Here we face a puzzle. The everyday friction we feel, governed by Amontons' laws, states that the friction force is directly proportional to the normal load, $F \propto L$. But if we apply our model to a single, elastic nanoscale contact (like an AFM tip), we find something different. The real contact area, according to Hertzian mechanics, scales as $A \propto L^{2/3}$. If friction is proportional to this real contact area, then friction should scale as $F \propto L^{2/3}$. This sublinear relationship violates Amontons' law! Does our model fail so spectacularly when we try to scale it up?

The resolution is one of the triumphs of modern tribology, and it lies in appreciating the difference between a single nanoscale tip and a macroscopic object. No macroscopic surface is truly flat. On a microscopic level, it is a rugged landscape of mountains and valleys. When two such surfaces touch, they make contact only at the tips of the highest "asperities," or mountains. As we push them together with a greater normal load $L$, these asperities deform, and more of them come into contact. For a wide range of materials, especially those where asperities deform plastically, the result is that the total real area of contact becomes, to a very good approximation, directly proportional to the load, $A_{\text{real}} \propto L$.

If we assume a constant interfacial shear strength $\tau$, the friction force is $F = \tau A_{\text{real}}$, and thus $F \propto L$. Amontons' law is recovered! The law is not a fundamental law of nature in the same vein as Newton's laws; it is an emergent statistical property of a large number of micro-contacts. The Tomlinson model's failure to predict Amontons' law for a single asperity is not a failure at all; it is a profound insight, revealing that the rules of friction are different at the nanoscale and helping us understand how our familiar macroscopic laws arise from a complex, multiasperity reality.

The journey of our simple model does not end with a bridge to the macroscopic world; it continues into the digital frontier. Predicting friction in complex, dynamic systems is computationally expensive. Here, the Tomlinson model finds a striking new role as a guide for artificial intelligence.

When building a machine learning model to predict friction, one could naively feed it raw parameters like temperature $T$ and velocity $v$. But the Tomlinson model, especially when including thermal effects, tells us the relationship is more subtle. It predicts that in the thermally activated regime, friction depends not on $v$ itself, but on its logarithm, $\ln(v)$. It predicts that near the athermal limit, the behavior is governed by a characteristic power law. It tells us that what matters is not temperature alone, but the dimensionless ratio of thermal energy to corrugation energy, $\frac{k_B T}{U_0}$.

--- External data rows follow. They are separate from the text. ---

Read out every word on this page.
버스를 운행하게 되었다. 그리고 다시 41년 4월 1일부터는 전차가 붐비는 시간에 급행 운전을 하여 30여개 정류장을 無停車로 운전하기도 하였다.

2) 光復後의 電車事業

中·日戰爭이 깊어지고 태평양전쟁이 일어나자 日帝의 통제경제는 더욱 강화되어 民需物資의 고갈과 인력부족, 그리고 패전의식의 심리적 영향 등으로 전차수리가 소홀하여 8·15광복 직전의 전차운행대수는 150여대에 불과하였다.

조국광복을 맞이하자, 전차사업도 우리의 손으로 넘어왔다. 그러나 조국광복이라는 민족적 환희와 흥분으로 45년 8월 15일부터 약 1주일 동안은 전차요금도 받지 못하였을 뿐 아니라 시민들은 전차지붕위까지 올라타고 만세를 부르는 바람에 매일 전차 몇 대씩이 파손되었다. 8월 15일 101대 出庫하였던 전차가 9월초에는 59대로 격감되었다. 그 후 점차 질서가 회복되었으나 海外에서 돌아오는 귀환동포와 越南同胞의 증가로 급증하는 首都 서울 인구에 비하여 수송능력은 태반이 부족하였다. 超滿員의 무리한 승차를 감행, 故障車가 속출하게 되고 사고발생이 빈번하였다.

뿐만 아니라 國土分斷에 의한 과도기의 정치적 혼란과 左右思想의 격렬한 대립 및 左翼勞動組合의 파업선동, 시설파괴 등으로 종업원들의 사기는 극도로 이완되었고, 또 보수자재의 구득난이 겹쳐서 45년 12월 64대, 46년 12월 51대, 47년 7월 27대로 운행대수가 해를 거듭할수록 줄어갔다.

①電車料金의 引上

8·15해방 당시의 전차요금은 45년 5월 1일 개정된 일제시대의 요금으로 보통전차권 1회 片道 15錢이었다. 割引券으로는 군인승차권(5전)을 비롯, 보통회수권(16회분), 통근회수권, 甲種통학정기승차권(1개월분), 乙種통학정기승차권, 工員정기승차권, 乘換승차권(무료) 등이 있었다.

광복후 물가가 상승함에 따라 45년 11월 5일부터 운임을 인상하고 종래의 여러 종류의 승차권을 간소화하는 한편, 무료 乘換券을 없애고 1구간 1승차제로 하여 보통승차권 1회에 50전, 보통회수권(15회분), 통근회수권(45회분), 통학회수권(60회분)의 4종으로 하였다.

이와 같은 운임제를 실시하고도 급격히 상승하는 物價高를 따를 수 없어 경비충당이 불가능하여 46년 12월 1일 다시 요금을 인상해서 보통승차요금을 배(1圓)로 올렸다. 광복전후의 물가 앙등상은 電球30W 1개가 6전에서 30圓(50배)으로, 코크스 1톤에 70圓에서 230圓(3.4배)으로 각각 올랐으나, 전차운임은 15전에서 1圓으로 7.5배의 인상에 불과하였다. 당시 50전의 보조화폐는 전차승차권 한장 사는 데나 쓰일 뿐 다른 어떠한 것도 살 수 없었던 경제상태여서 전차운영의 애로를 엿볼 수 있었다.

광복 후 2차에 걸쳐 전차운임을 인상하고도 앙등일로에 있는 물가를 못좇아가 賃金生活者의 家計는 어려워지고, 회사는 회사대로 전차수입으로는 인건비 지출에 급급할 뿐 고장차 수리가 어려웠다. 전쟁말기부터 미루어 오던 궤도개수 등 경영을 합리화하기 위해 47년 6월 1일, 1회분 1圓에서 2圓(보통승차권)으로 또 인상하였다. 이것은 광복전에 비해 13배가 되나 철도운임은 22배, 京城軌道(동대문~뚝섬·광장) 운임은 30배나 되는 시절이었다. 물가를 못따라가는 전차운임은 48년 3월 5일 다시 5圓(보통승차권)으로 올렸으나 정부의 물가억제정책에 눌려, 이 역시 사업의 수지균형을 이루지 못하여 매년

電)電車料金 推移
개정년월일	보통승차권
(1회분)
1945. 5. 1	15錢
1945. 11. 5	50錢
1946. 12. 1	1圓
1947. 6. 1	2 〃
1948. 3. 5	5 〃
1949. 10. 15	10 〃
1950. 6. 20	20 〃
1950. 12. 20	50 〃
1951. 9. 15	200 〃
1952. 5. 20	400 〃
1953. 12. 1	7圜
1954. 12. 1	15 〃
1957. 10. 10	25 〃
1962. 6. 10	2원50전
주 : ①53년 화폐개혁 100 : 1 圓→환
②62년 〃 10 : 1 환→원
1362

Armed with this physical insight, we can perform "feature engineering," creating input features for an AI model that are physically meaningful, such as $\ln(v)$ and $(\frac{k_B T}{U_0})[\ln(\frac{v_*}{v})]^{2/3}$. By teaching the machine the language of the underlying physics, we create far more powerful and accurate predictive models. The Tomlinson model becomes the theoretical foundation upon which data-driven science is built, allowing us to create "gray-box" models that blend physical laws with the flexibility of machine learning.

From the tip of an AFM to the heart of an AI, the Tomlinson model proves to be more than just an elegant abstraction. It is a lens through which we can view the rich and complex world of friction, revealing the deep unity between the atomic dance of a single atom and the grand, emergent laws that govern our everyday world.